17 thoughts on “Dell + EMC: HP is screwed”

  1. Rob, respectfully, I feel like this article was rushed into publication and was not edited for clarity, grammar or punctuation. Several sentences left me scratching my head.

    “It has a powerful solution in VCE but Cisco for servers has been a weakness and addressing that has soured the relationship somewhat and it could use a strong power in servers to fill out the solution.” Huh? What are you talking about? A comma or two would have gone a long way here.

  2. On any mergers things don’t work any faster. EMC is a slow turning ship in itself bloated with acquisitions over the year. The fact that Dell spent 50+ billion on this merger is bound to have a bigger layoff than HP. While they might be better off than HP, this isn’t a facebook+google merger (where the companies are high growing and very relevant to the current era).

    1. Doubtful.
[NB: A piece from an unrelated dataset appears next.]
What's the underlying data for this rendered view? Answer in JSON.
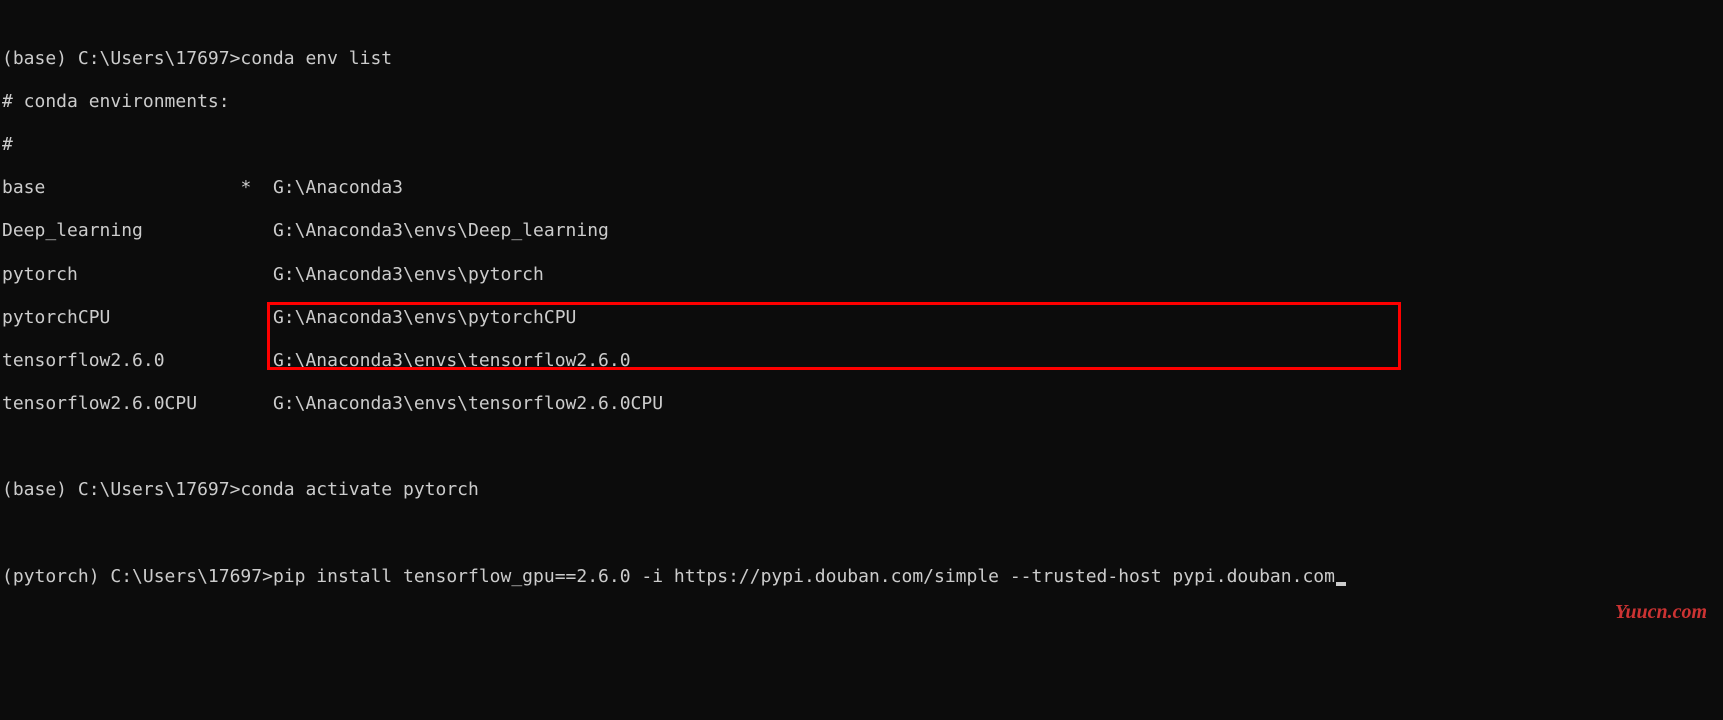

HP is at 1/3rd of its workforce under a layoff cloud. Dell typically doesn’t operate that way and EMC has been doing staffing reductions regularly. Their process is very focused on preserving the asset and very different than how other’s do it. That doesn’t mean there won’t be a staffing action, redundancies will need to be dealt with, but the kind of catastrophic staffing reductions that HP is doing is counter to their process because they destroy the value of the asset and they won’t do that.

  3. Carly, Meg, and a totally incompetent board have already screwed HP. This is just the last straw leading to its total destruction. What a shame, HP used to be the pride of Silicon Valley. If there has ever been a justification for the investors to sue a board for destroying shareholder value by ignorance and incompetence this is it.